Week | Day | Topic & Reading | Textbook chapters | Other reading | Homework Assignments | |
---|---|---|---|---|---|---|

Week 1 | 3 Apr | Brief review of probability theory & statistics | PMSL Chapters 2-4 | Homework 1 (due 5 April) | ||

5 Apr | Complete review of probability & statistics | PMSL Chapter 5 | Homework 2 (due 10 April) | |||

Week 2 | 10 Apr | Maximum Entropy models I | PMSL Chapter 6 | Berger et al., 1996 | ||

12 Apr | Maximum Entropy models II | PMSL Chapter 6 | Hayes & Wilson, 2008 | Homework 4; example_{megam}_{input}_{file}.txt; word_{suffixes} | ||

Week 3 | 17 Apr | Maximum Entropy models III | ||||

19 Apr | Hierarchical regression models I | PMSL Chapter 8 | Baayen et al., 2008 | |||

Week 4 | 24 Apr | Hierarchical regression models II | PMSL Chapter 8 | Jaeger 2008 | ||

26 Apr | Hierarchical regression models III | PMSL Chapter 8 | Barr, Levy, Scheepers, & Tily, in revision | |||

Week 5 | 1 May | Roger out of town, no class | ||||

3 May | Roger out of town, no class | |||||

Week 6 | 8 May | Latent-variable models I: mixtures of Gaussians | PMSL Chapter 9 | Vallabha et al., 2007; Feldman et al., 2009 | ||

10 May | Latent-variable models II: latent Dirichlet allocation | PMSL Chapter 9 | Blei et al., 2003, Griffiths & Steyvers, 2004 | |||

Week 7 | 15 May | Latent-variable models III | PMSL Chapter 9 | Homework 5 | ||

17 May | Nonparametric models I: Dirichlet Process | PMSL Chapter 10 | Teh et al., 2006; Teh, 2006 | |||

Week 8 | 22 May | Nonparametric models II: Hierarchical Dirichlet Process | PMSL Chapter 10 | Goldwater et al., 2009 | ||

24 May | Probabilistic grammar formalisms I: Probabilistic Finite-State Machines | PMSL Chapter 11 | ||||

Week 9 | 29 May | Probabilistic grammar formalisms II: Probabilistic Finite-State Machines cont'd | PMSL Chapter 11 | |||

31 May | Probabilistic grammar formalisms III: Probabilistic context-free grammars | PMSL Chapter 11 | Charniak, 1997 | |||

Week 10 | 5 Jun | Probabilistic grammar formalisms IV: applications | PMSL Chapter 12; Probabilistic Earley Algorithm slides | Levy, 2008 | ||

7 Jun | Probabilistic grammar formalisms V: Fragment grammars | TBD | O'Donnell et al., 2011 | |||

Finals | 14 Jun | Final projects due! |

## 6 Requirements

If you are taking the course for credit, there are four things expected of you:

- Regular attendance in class.
- Doing the assigned readings and coming ready to discuss them in class.
- Doing several homework assignments to be assigned throughout the quarter.

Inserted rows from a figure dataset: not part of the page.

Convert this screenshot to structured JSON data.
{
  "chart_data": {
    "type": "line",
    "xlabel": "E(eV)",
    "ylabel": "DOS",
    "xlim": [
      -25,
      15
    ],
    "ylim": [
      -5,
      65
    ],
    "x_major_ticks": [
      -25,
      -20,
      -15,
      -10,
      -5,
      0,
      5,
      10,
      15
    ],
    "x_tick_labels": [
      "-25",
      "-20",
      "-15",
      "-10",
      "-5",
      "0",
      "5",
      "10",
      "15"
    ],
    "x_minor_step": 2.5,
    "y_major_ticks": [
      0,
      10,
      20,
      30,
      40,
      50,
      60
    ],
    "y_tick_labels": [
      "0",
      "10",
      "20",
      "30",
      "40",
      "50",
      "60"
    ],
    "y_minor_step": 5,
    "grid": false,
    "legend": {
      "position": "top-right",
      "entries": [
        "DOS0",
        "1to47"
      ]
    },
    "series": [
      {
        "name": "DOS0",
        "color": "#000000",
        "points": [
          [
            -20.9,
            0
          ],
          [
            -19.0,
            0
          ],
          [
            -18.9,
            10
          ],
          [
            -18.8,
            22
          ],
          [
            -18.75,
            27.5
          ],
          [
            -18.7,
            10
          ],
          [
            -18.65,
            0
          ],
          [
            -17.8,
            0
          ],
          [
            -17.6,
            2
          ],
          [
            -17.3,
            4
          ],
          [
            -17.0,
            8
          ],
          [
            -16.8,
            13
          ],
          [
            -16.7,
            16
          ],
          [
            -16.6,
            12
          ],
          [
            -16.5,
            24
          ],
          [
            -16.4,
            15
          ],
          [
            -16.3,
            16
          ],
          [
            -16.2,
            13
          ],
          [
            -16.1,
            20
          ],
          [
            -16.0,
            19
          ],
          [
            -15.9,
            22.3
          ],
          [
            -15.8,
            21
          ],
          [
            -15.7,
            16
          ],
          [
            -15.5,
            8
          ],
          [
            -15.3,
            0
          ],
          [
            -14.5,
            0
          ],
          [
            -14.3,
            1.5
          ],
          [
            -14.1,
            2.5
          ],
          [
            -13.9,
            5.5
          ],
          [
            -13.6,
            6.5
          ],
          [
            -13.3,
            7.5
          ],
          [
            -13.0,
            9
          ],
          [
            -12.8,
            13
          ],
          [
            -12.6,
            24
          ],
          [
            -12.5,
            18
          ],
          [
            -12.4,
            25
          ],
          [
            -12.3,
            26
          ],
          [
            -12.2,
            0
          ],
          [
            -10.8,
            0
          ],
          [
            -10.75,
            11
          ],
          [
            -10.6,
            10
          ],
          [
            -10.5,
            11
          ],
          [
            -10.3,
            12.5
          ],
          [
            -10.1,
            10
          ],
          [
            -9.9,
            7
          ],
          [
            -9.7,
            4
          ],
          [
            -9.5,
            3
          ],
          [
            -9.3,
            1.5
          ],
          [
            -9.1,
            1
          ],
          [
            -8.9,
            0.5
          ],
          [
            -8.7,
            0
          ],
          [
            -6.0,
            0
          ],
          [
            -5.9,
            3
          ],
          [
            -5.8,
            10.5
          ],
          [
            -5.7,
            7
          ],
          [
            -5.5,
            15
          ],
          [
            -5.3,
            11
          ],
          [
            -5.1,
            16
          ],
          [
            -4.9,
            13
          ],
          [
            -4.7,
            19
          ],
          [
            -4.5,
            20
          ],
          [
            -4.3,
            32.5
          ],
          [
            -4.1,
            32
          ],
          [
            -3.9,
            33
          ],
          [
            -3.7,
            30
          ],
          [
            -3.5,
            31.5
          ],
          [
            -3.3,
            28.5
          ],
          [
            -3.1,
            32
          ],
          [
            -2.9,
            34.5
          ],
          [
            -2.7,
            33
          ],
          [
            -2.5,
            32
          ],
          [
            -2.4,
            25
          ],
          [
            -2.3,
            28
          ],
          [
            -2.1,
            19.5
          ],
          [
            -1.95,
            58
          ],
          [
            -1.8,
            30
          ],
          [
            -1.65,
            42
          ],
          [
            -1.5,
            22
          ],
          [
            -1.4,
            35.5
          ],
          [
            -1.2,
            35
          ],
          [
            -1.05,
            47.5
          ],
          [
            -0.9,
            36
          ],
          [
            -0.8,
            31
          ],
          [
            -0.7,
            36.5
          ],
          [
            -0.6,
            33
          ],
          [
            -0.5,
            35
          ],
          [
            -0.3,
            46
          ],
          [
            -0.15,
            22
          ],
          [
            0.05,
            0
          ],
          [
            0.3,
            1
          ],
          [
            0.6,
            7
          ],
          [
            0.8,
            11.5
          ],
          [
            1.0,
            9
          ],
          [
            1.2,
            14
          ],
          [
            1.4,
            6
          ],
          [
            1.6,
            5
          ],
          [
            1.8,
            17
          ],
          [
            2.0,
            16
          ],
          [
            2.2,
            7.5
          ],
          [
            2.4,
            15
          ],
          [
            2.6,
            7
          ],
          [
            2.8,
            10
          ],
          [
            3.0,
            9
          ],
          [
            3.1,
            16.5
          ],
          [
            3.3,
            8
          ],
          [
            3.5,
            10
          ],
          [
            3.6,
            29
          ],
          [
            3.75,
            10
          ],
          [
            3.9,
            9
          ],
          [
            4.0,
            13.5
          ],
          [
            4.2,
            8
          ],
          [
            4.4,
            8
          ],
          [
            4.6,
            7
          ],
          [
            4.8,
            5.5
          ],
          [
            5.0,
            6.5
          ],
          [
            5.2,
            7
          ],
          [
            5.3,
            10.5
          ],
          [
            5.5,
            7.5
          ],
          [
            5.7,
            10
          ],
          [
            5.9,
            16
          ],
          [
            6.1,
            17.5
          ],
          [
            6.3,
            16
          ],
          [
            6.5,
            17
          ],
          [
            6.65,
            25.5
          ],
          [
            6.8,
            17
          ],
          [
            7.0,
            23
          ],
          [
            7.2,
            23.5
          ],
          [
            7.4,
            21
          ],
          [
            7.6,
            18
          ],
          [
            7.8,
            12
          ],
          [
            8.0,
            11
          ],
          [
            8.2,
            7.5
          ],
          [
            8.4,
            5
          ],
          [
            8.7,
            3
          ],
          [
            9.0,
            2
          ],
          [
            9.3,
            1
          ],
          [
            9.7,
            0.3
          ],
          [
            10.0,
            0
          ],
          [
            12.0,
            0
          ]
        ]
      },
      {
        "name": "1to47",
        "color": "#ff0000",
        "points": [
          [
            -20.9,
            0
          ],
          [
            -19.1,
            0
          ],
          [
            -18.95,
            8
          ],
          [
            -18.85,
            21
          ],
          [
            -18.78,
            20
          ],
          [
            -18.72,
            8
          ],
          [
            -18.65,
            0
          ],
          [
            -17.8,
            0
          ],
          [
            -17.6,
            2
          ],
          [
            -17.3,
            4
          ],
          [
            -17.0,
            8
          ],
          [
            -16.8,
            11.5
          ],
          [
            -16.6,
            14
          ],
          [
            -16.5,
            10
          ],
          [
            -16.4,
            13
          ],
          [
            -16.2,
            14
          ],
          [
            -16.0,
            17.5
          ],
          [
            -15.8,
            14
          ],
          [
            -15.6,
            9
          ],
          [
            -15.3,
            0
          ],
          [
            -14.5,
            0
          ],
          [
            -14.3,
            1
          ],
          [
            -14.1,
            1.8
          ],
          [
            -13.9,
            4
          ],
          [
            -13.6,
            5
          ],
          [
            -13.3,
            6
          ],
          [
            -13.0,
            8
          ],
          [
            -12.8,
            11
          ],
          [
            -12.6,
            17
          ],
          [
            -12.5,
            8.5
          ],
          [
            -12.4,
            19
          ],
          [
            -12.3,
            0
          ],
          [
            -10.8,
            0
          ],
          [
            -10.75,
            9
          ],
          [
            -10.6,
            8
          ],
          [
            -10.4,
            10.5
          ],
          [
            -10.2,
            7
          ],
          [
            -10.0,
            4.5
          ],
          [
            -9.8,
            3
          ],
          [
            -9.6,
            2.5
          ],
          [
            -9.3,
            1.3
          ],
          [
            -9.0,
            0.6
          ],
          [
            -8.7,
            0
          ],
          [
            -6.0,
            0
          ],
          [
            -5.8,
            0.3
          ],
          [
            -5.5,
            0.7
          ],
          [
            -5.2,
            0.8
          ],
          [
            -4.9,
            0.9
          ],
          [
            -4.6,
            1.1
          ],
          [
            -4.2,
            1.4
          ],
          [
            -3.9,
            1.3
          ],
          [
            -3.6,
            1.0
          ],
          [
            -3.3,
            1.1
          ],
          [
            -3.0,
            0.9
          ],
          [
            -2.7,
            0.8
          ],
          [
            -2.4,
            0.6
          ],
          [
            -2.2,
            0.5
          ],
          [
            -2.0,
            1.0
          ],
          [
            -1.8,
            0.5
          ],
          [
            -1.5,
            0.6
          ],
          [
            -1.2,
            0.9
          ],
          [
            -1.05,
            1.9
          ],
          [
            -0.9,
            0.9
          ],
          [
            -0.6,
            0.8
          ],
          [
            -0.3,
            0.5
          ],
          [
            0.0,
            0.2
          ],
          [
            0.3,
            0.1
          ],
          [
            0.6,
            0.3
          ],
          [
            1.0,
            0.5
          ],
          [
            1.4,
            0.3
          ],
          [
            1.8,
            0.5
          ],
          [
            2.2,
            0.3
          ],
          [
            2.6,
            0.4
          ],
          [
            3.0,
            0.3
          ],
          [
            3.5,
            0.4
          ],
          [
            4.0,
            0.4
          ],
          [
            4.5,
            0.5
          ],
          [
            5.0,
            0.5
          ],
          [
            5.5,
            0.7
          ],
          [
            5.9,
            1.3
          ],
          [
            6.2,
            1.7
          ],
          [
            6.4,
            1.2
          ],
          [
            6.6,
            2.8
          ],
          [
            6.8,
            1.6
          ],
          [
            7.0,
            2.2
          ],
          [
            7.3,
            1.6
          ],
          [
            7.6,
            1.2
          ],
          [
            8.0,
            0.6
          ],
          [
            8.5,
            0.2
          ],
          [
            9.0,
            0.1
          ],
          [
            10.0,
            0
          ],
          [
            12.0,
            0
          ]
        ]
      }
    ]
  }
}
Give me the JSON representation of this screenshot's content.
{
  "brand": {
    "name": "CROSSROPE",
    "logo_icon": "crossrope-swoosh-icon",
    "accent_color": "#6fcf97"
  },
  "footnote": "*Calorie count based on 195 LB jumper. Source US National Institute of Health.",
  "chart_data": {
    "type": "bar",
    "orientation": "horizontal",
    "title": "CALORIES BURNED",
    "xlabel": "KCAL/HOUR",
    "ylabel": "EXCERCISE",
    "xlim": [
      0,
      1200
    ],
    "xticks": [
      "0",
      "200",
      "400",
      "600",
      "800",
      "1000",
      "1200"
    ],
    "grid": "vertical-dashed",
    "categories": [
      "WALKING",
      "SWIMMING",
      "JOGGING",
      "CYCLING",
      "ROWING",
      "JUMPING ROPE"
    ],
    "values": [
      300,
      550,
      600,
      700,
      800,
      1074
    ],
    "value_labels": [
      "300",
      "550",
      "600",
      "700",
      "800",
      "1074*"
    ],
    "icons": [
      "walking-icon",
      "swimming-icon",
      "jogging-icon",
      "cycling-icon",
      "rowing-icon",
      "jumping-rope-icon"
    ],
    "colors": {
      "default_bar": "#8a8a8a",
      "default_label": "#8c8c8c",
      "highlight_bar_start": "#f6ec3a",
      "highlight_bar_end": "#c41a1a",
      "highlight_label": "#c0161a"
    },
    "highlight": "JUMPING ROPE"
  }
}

Email submission of the homework assignments is encouraged, but
*please*send it to lign252-homework@ling.ucsd.edu instead of to me directly. If you send it to me directly I may lose track of it.You can find some guidelines on writing good homework assignments here. The source file to this PDF is here.

- A final project which will involve computational modeling and/or data analysis in some area relevant to the course. Final project guidelines are here.

## 7 Mailing List

There is a mailing list for this class, lign252-l@mailman.ucsd.edu. Please make sure you're subscribed to the mailing list by filling out the form at https://mailman.ucsd.edu/mailman/listinfo/lign252-l! We'll use it to communicate with each other.

## 8 Programming help

For this class I'll be maintaining an FAQ. Read the FAQ here.

I also run the R-lang mailing list. I suggest that you subscribe to it; it's a low-traffic list and is a good clearinghouse for technical and conceptual issues that arise in the statistical analysis of language data.

In addition, the searchable R mailing lists are likely to be useful.